Produced by Medusa and Myriad Pictures (with the latter handling international sales), the film tells the story of a student who unleashes the force of a powerful witch.
"I gave it all I've got," says Argento, who co-wrote the film with Adam Gierasch and Jace Anderson. "I put in all my force and energy. I wanted to recount good and evil for what it is. Evil is something terrible - it has no shame."
The film also saw the director work with his daughter, Asia, for the fourth time.
Argento says he found a new level of expression with The Mother Of Tears, paying credit to Showtime's Masters Of Horror series for which he recently directed episodes Jenifer and Pelts. "In Italy I was censored a lot and in America they gave me more liberty. Unconsciously, I had been censoring myself."
The city of Rome features prominently in the film, and Turin, famous for its art deco architecture, is also vital.
"The stairways, the palaces are fascinating and bizarre," Argento says.
What drove him to complete the 30-year-old project boiled down to two things. The first is a simple, enduring passion for film."It's a love for movies - old, silent, new, marvellous. You don't make films for money, you make them for the desire to tell stories."

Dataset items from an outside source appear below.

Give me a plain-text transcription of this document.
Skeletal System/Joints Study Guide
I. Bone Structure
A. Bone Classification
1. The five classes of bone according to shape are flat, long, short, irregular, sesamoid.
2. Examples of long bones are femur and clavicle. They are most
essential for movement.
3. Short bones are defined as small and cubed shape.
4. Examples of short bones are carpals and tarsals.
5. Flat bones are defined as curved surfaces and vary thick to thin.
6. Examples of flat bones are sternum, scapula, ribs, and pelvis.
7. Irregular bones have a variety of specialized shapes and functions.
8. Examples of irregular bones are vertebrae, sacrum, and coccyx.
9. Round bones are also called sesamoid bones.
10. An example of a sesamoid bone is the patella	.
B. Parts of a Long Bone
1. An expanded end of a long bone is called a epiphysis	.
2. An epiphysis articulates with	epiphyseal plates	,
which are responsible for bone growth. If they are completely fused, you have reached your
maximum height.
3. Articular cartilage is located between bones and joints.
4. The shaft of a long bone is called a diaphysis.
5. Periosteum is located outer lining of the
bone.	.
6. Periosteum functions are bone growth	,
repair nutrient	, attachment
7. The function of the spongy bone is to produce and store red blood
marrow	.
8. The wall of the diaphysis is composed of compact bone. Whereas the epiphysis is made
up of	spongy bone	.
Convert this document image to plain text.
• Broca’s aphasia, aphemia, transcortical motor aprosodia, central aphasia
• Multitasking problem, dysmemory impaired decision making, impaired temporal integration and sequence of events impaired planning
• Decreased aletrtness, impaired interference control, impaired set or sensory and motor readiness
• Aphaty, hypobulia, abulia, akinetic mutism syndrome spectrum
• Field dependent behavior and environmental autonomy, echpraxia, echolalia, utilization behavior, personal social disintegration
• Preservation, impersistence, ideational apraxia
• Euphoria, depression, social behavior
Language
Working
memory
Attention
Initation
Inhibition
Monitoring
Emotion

The second reason is perhaps more complicated. "I'm not sure, but maybe I know how to get close to my dark side. I can (enter into a) dialogue with my perverse and bad aspects. And when I understood that, I began to write these stories."
- Toronto buzz, p18-21
DARIO ARGENTO'S CULTURAL LIFE
Books: I've recently been immersed in Gnostic texts.
Films: Florian Henckel von Donnersmarck's The Lives Of Others.
Newspapers and magazines: I read everything, excluding right-wing publications.
Websites: I prefer museums.
Where do you find the inspiration for your work' An idea just comes to me, like the wind, when I am driving or falling asleep. I only have to be sure to remember it.